What you need to know:
- Ms Jacqueline Makokha, the country director of The Joint United Nations Programme on HIV/Aids (UNAids), also told journalists that this year’s commemoration will be held under the theme: “Let communities lead.”
Dr Nelson Musoba, the director general of Uganda Aids Commission, has urged nationals to be cautious of the risk of HIV infection as they head for festive season.
“When you are excited, when you take alcohol, your judgement is impaired and when you meet new people, there is risk [of contracting HIV], so you have to plan for it. Let the young people who are not of age take precaution and abstain. Let the adults protect themselves and protect each other, let them use protection if they must have sex. Know the [HIV] status of your partners,” he said.
Addressing journalists in Kampala yesterday, Dr Musoba said HIV infections are still high in the country with around 1,000 people contracting the virus every week.
He said this while announcing the World Aids Day commemorations on December 1, which will be held in Rakai District with President Museveni expected to be the chief guest.
According to the statistics from the Commission, more than 51,000 people contracted HIV last year and out of more than 1.4 million people living with the virus, around 17,000 died. The figures indicate that new infections are higher among adolescents and young women.
Ms Jacqueline Makokha, the country director of The Joint United Nations Programme on HIV/Aids (UNAids), also told journalists that this year’s commemoration will be held under the theme: “Let communities lead.”
“Communities connect people with person-centered public health services, they build trust, they innovate, they monitor implementation of policies and services and they hold service providers accountable.

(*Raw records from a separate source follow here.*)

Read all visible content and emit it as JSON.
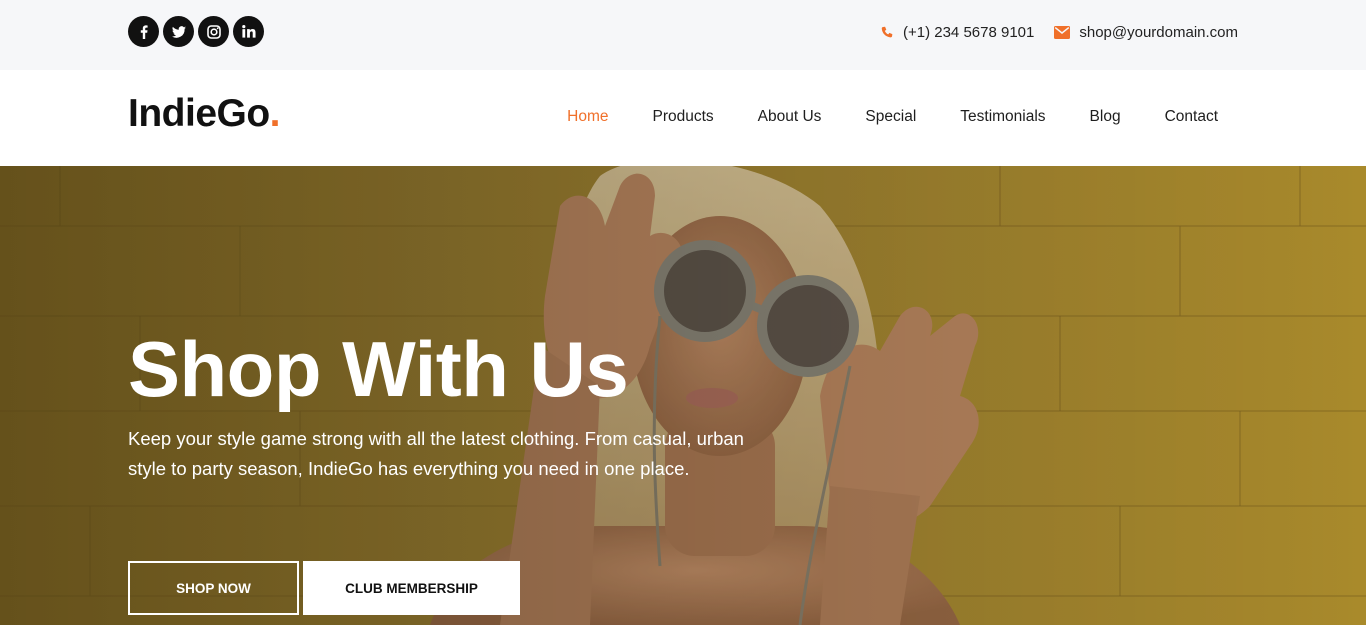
{
  "topbar": {
    "social": [
      {
        "name": "facebook-icon"
      },
      {
        "name": "twitter-icon"
      },
      {
        "name": "instagram-icon"
      },
      {
        "name": "linkedin-icon"
      }
    ],
    "phone": "(+1) 234 5678 9101",
    "email": "shop@yourdomain.com",
    "accent_color": "#f0702a"
  },
  "nav": {
    "logo_text": "IndieGo",
    "logo_dot": ".",
    "items": [
      {
        "label": "Home",
        "active": true
      },
      {
        "label": "Products"
      },
      {
        "label": "About Us"
      },
      {
        "label": "Special"
      },
      {
        "label": "Testimonials"
      },
      {
        "label": "Blog"
      },
      {
        "label": "Contact"
      }
    ]
  },
  "hero": {
    "title": "Shop With Us",
    "description": "Keep your style game strong with all the latest clothing. From casual, urban style to party season, IndieGo has everything you need in one place.",
    "primary_button": "SHOP NOW",
    "secondary_button": "CLUB MEMBERSHIP"
  }
}
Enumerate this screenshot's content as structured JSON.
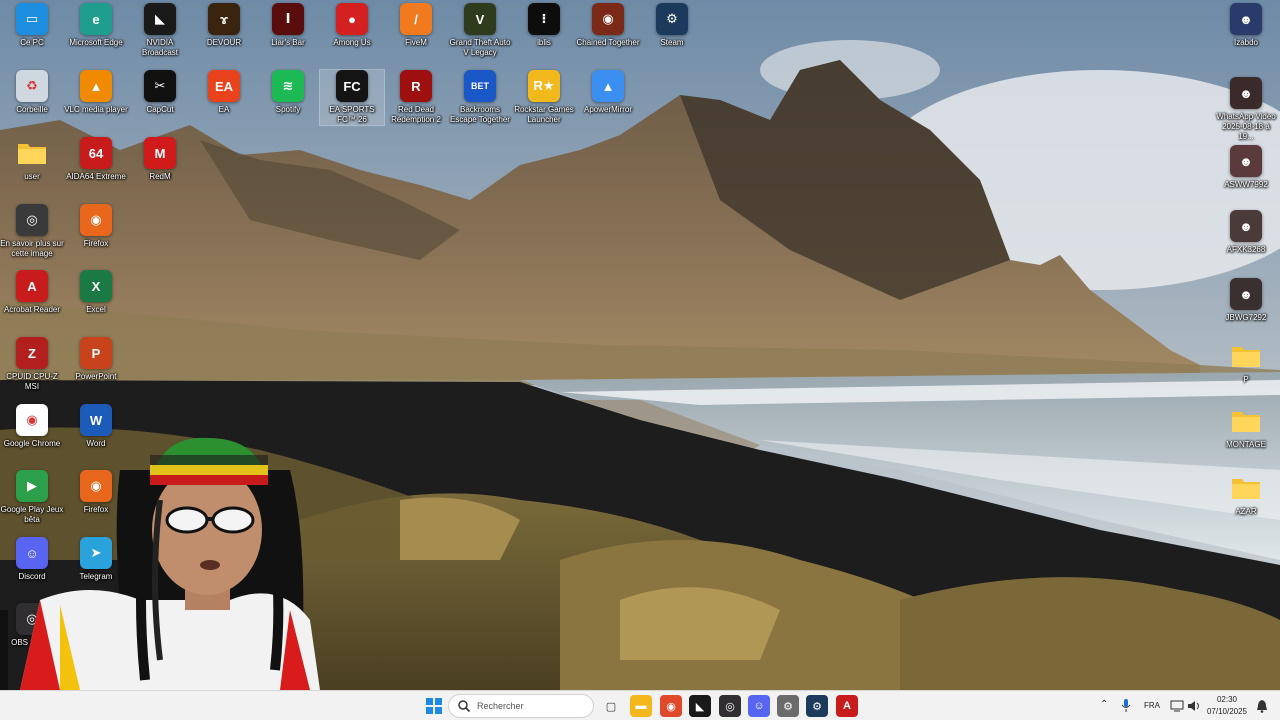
{
  "desktop": {
    "icons": [
      {
        "id": "ce-pc",
        "label": "Ce PC",
        "icon": "monitor-icon",
        "color": "#1e8fe0"
      },
      {
        "id": "edge",
        "label": "Microsoft Edge",
        "icon": "edge-icon",
        "color": "#1f9e8e"
      },
      {
        "id": "nvidia",
        "label": "NVIDIA Broadcast",
        "icon": "nvidia-icon",
        "color": "#1a1a1a"
      },
      {
        "id": "devour",
        "label": "DEVOUR",
        "icon": "devour-icon",
        "color": "#3a2410"
      },
      {
        "id": "liars-bar",
        "label": "Liar's Bar",
        "icon": "liars-bar-icon",
        "color": "#5a0d0d"
      },
      {
        "id": "among-us",
        "label": "Among Us",
        "icon": "among-us-icon",
        "color": "#d42020"
      },
      {
        "id": "fivem",
        "label": "FiveM",
        "icon": "fivem-icon",
        "color": "#f07a1d"
      },
      {
        "id": "gta5",
        "label": "Grand Theft Auto V Legacy",
        "icon": "gta-icon",
        "color": "#2e3b1c"
      },
      {
        "id": "iblis",
        "label": "iblis",
        "icon": "iblis-icon",
        "color": "#0d0d0d"
      },
      {
        "id": "chained",
        "label": "Chained Together",
        "icon": "chained-icon",
        "color": "#7a2a16"
      },
      {
        "id": "steam",
        "label": "Steam",
        "icon": "steam-icon",
        "color": "#1b3a5c"
      },
      {
        "id": "corbeille",
        "label": "Corbeille",
        "icon": "recycle-bin-icon",
        "color": "#cfd8df"
      },
      {
        "id": "vlc",
        "label": "VLC media player",
        "icon": "vlc-icon",
        "color": "#f08a00"
      },
      {
        "id": "capcut",
        "label": "CapCut",
        "icon": "capcut-icon",
        "color": "#111111"
      },
      {
        "id": "ea",
        "label": "EA",
        "icon": "ea-icon",
        "color": "#e8431c"
      },
      {
        "id": "spotify",
        "label": "Spotify",
        "icon": "spotify-icon",
        "color": "#1db954"
      },
      {
        "id": "eafc",
        "label": "EA SPORTS FC™ 26",
        "icon": "ea-fc-icon",
        "color": "#141414",
        "selected": true
      },
      {
        "id": "rdr2",
        "label": "Red Dead Redemption 2",
        "icon": "rdr2-icon",
        "color": "#9e1010"
      },
      {
        "id": "backrooms",
        "label": "Backrooms Escape Together",
        "icon": "backrooms-icon",
        "color": "#1a58c8"
      },
      {
        "id": "rockstar",
        "label": "Rockstar Games Launcher",
        "icon": "rockstar-icon",
        "color": "#f3b81c"
      },
      {
        "id": "apower",
        "label": "ApowerMirror",
        "icon": "apowermirror-icon",
        "color": "#3a8ff0"
      },
      {
        "id": "user",
        "label": "user",
        "icon": "folder-icon",
        "color": "#f3c133"
      },
      {
        "id": "aida64",
        "label": "AIDA64 Extreme",
        "icon": "aida64-icon",
        "color": "#c81c1c"
      },
      {
        "id": "redm",
        "label": "RedM",
        "icon": "redm-icon",
        "color": "#d11b1b"
      },
      {
        "id": "en-savoir",
        "label": "En savoir plus sur cette image",
        "icon": "camera-info-icon",
        "color": "#3a3a3a"
      },
      {
        "id": "firefox1",
        "label": "Firefox",
        "icon": "firefox-icon",
        "color": "#e8671c"
      },
      {
        "id": "acrobat",
        "label": "Acrobat Reader",
        "icon": "acrobat-icon",
        "color": "#c81c1c"
      },
      {
        "id": "excel",
        "label": "Excel",
        "icon": "excel-icon",
        "color": "#1b7a43"
      },
      {
        "id": "cpuz",
        "label": "CPUID CPU-Z MSI",
        "icon": "cpuz-icon",
        "color": "#b21f1f"
      },
      {
        "id": "powerpoint",
        "label": "PowerPoint",
        "icon": "powerpoint-icon",
        "color": "#c8431c"
      },
      {
        "id": "chrome",
        "label": "Google Chrome",
        "icon": "chrome-icon",
        "color": "#ffffff"
      },
      {
        "id": "word",
        "label": "Word",
        "icon": "word-icon",
        "color": "#1d5bb8"
      },
      {
        "id": "gplay",
        "label": "Google Play Jeux bêta",
        "icon": "google-play-games-icon",
        "color": "#2c9f4b"
      },
      {
        "id": "firefox2",
        "label": "Firefox",
        "icon": "firefox-icon",
        "color": "#e8671c"
      },
      {
        "id": "discord",
        "label": "Discord",
        "icon": "discord-icon",
        "color": "#5865f2"
      },
      {
        "id": "telegram",
        "label": "Telegram",
        "icon": "telegram-icon",
        "color": "#2aa3dc"
      },
      {
        "id": "obs",
        "label": "OBS Studio",
        "icon": "obs-icon",
        "color": "#302e31"
      },
      {
        "id": "izabdo",
        "label": "Izabdo",
        "icon": "user-photo-icon",
        "color": "#2a3a6a"
      },
      {
        "id": "whatsapp-video",
        "label": "WhatsApp Video 2025-08-18 à 19...",
        "icon": "video-thumbnail-icon",
        "color": "#3a2a2a"
      },
      {
        "id": "asww",
        "label": "ASWW7992",
        "icon": "video-thumbnail-icon",
        "color": "#5a3a3a"
      },
      {
        "id": "afxk",
        "label": "AFXK3268",
        "icon": "video-thumbnail-icon",
        "color": "#4a3a3a"
      },
      {
        "id": "jbwg",
        "label": "JBWG7292",
        "icon": "video-thumbnail-icon",
        "color": "#3a3030"
      },
      {
        "id": "p-folder",
        "label": "P",
        "icon": "folder-icon",
        "color": "#f3c133"
      },
      {
        "id": "montage",
        "label": "MONTAGE",
        "icon": "folder-icon",
        "color": "#f3c133"
      },
      {
        "id": "azar",
        "label": "AZAR",
        "icon": "folder-icon",
        "color": "#f3c133"
      }
    ]
  },
  "taskbar": {
    "search_placeholder": "Rechercher",
    "language": "FRA",
    "time": "02:30",
    "date": "07/10/2025",
    "pinned": [
      {
        "id": "start",
        "icon": "windows-start-icon",
        "color": "#1e88e5"
      },
      {
        "id": "taskview",
        "icon": "task-view-icon",
        "color": "#444444"
      },
      {
        "id": "explorer",
        "icon": "file-explorer-icon",
        "color": "#f3b81c"
      },
      {
        "id": "chrome",
        "icon": "chrome-icon",
        "color": "#e04a2a"
      },
      {
        "id": "nvidia",
        "icon": "nvidia-icon",
        "color": "#1a1a1a"
      },
      {
        "id": "obs",
        "icon": "obs-icon",
        "color": "#302e31"
      },
      {
        "id": "discord",
        "icon": "discord-icon",
        "color": "#5865f2"
      },
      {
        "id": "settings",
        "icon": "gear-icon",
        "color": "#6b6b6b"
      },
      {
        "id": "steam",
        "icon": "steam-icon",
        "color": "#1b3a5c"
      },
      {
        "id": "acrobat",
        "icon": "acrobat-icon",
        "color": "#c81c1c"
      }
    ]
  }
}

Globally, communities are being held back and are struggling. They are facing funding shortages, policy and regulatory hurdles, capacity constraints and crackdown on some community groups,” she said.
Dr Stephen Watiti, the outgoing chairperson of the National Forum of People Living with HIV/Aids Networks in Uganda, appealed to persons living with HIV to adhere to their medication and not spread the infection to other people.
“We know what to do, we can stop it [HIV infections and deaths]. The few of us who are infected should combine efforts to ensure that we are not dying by adhering to medication while we are also not infecting others,” he said.
Ms Ruth Awori, the executive director of Uganda Network of Young People Living with HIV/Aids (UNYPA), asked the government to increase interventions that focus on reducing infections among adolescent girls and women. She also appealed for increased local funding towards HIV/Aids to ensure sustainability as donors warned of dwindling funding.
“HIV is a big problem among children and the youth and this is because of various reasons such as mother to child transmission because of the challenges mothers face despite availability of medical intervention, which see them still transmitting the virus. When this happens, we need to support the children to ensure they adhere to the treatment and live productive life,” she said, adding that many young people are also contracting HIV through unprotected sex.